Our Spirituality
Spirituality
Spirituality is the practical relationship of God’s people to God. Said another way, it is the way in which the People of God express their love for and understanding of God, and of the teachings of the Church.
Some academic writers make a distinction between those practices which have been adopted by and beneficial to many Maronites that we have received from others and those practices which the Maronite Church to offer for our own benefit and for the benefit of the greater Church.

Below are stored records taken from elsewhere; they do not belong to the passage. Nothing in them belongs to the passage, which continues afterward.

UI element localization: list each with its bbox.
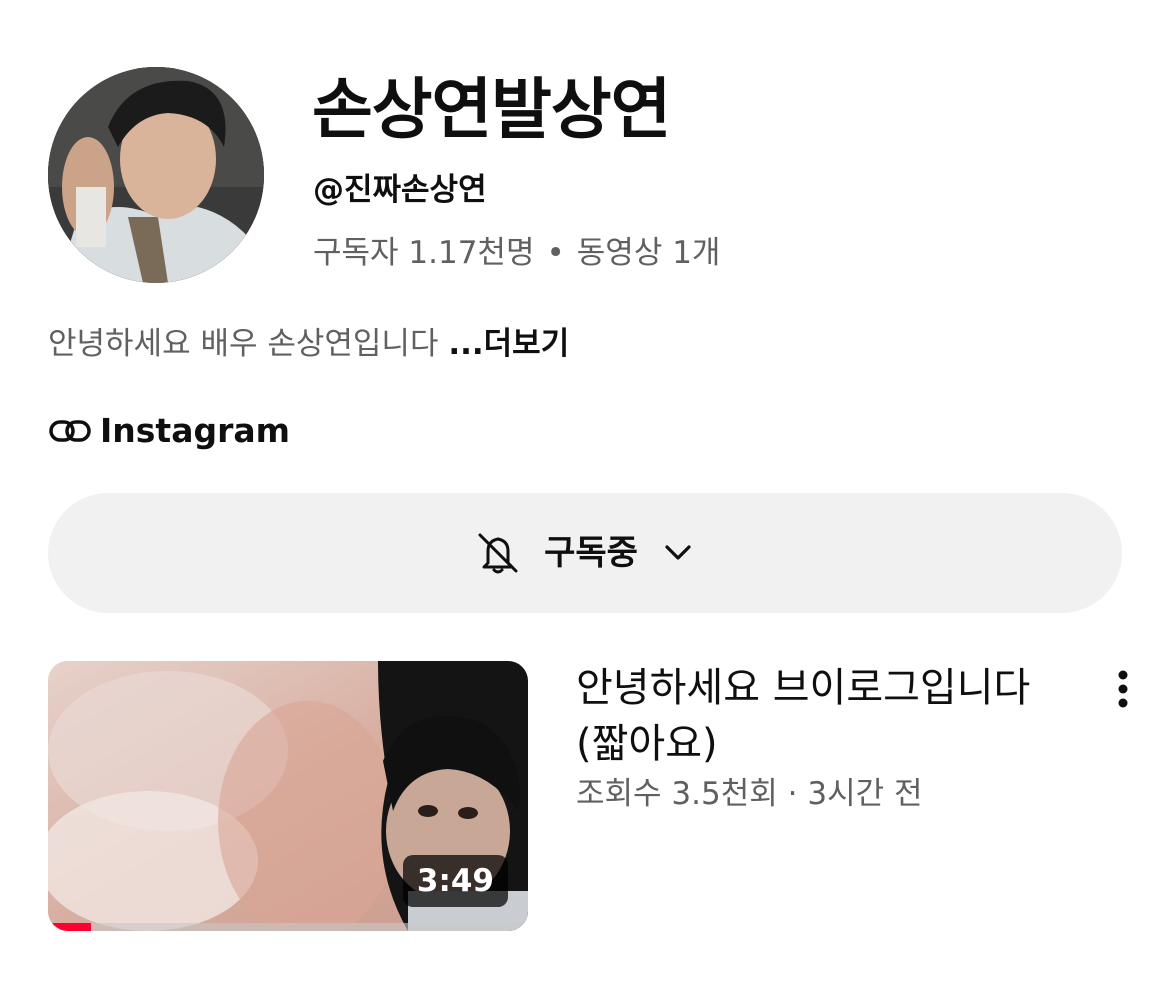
watch-progress-fill bbox=[48, 923, 92, 931]
channel-avatar[interactable] bbox=[48, 67, 264, 283]
video-meta-separator: · bbox=[787, 776, 798, 812]
instagram-link-label: Instagram bbox=[100, 411, 291, 450]
video-title[interactable]: 안녕하세요 브이로그입니다 (짧아요) bbox=[576, 660, 1064, 772]
channel-handle: @진짜손상연 bbox=[313, 172, 487, 208]
channel-name: 손상연발상연 bbox=[312, 71, 671, 148]
channel-description[interactable]: 안녕하세요 배우 손상연입니다 ...더보기 bbox=[48, 322, 569, 366]
more-button[interactable]: ...더보기 bbox=[448, 326, 569, 362]
more-vert-icon bbox=[1118, 670, 1128, 708]
video-thumbnail[interactable]: 3:49 bbox=[48, 661, 528, 931]
avatar-image bbox=[48, 67, 264, 283]
bell-off-icon bbox=[478, 533, 518, 574]
channel-stats: 구독자 1.17천명 • 동영상 1개 bbox=[313, 231, 720, 275]
subscribed-button[interactable]: 구독중 bbox=[48, 493, 1122, 613]
video-age: 3시간 전 bbox=[807, 776, 923, 812]
description-text: 안녕하세요 배우 손상연입니다 bbox=[48, 326, 439, 362]
stats-separator: • bbox=[546, 235, 565, 271]
watch-progress-track bbox=[48, 923, 528, 931]
link-icon bbox=[49, 420, 91, 442]
video-meta: 조회수 3.5천회 · 3시간 전 bbox=[576, 772, 922, 816]
subscribed-label: 구독중 bbox=[544, 533, 638, 573]
instagram-link[interactable]: Instagram bbox=[48, 409, 290, 453]
channel-page: 손상연발상연 @진짜손상연 구독자 1.17천명 • 동영상 1개 안녕하세요 배우… bbox=[0, 0, 1170, 1005]
chevron-down-icon bbox=[665, 545, 691, 560]
video-count: 동영상 1개 bbox=[576, 235, 721, 271]
video-menu-button[interactable] bbox=[1104, 664, 1142, 714]
video-views: 조회수 3.5천회 bbox=[576, 776, 778, 812]
subscriber-count: 구독자 1.17천명 bbox=[313, 235, 535, 271]
video-duration: 3:49 bbox=[402, 855, 508, 907]
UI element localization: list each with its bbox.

Many Maronites have great devotion to Mary in litanies and in the Rosary. Our parish, in particular, has a specific devotion to the Eucharist as expressed by Adoration of the Most Blessed Sacrament. Many Maronites love the Stations of the Cross. Many Maronites enjoy reading the writings of St. Therese the Little Flower, St. Ignatius, St. Aloysius, St. Francis deSales, and the writings of Franciscan fathers. In recent years, Maronites have readily accepted the new devotions promulgated by recent popes or encouraged by recent lay movements.
Yet, the Maronite Church is not a mother unable to nurse her children. The Maronite Church purposes a liturgical spirituality, which inserts daily life into a liturgical frame and inserts liturgy into life. There is a way in which Maronite spirituality is directly connected to it’s monastic roots and to Syriac spirituality as expressed by writers like Jacob of Serugh and St Ephrem, Doctor of the Universal Church. This type of Maronite spirituality was centered on the liturgies of the monasteries. Yet, the laity would participate through participation in the morning and evening prayer before going off to work where they would sing hymns. The monks would be the teachers and spiritual fathers to the people, and monasticism was an option for most children. The Syriac fathers (Ephrem, Jacob of Serugh, Balai, Aphrahat) provide spiritual food.
However you view Maronite spirituality, it is safe to say that at its heart are the fonts of Scripture and the Eucharist. The Eucharist is something for the people, not for the priest alone and not for the perfect alone, but Christ comes to us to forgive our sins and to be new life in us. Scriptures are read frequently and expounded upon for the benefit of the hearer, and neither the Eucharist not Scripture are diverted into public acts, but are ordered to connect the community to God.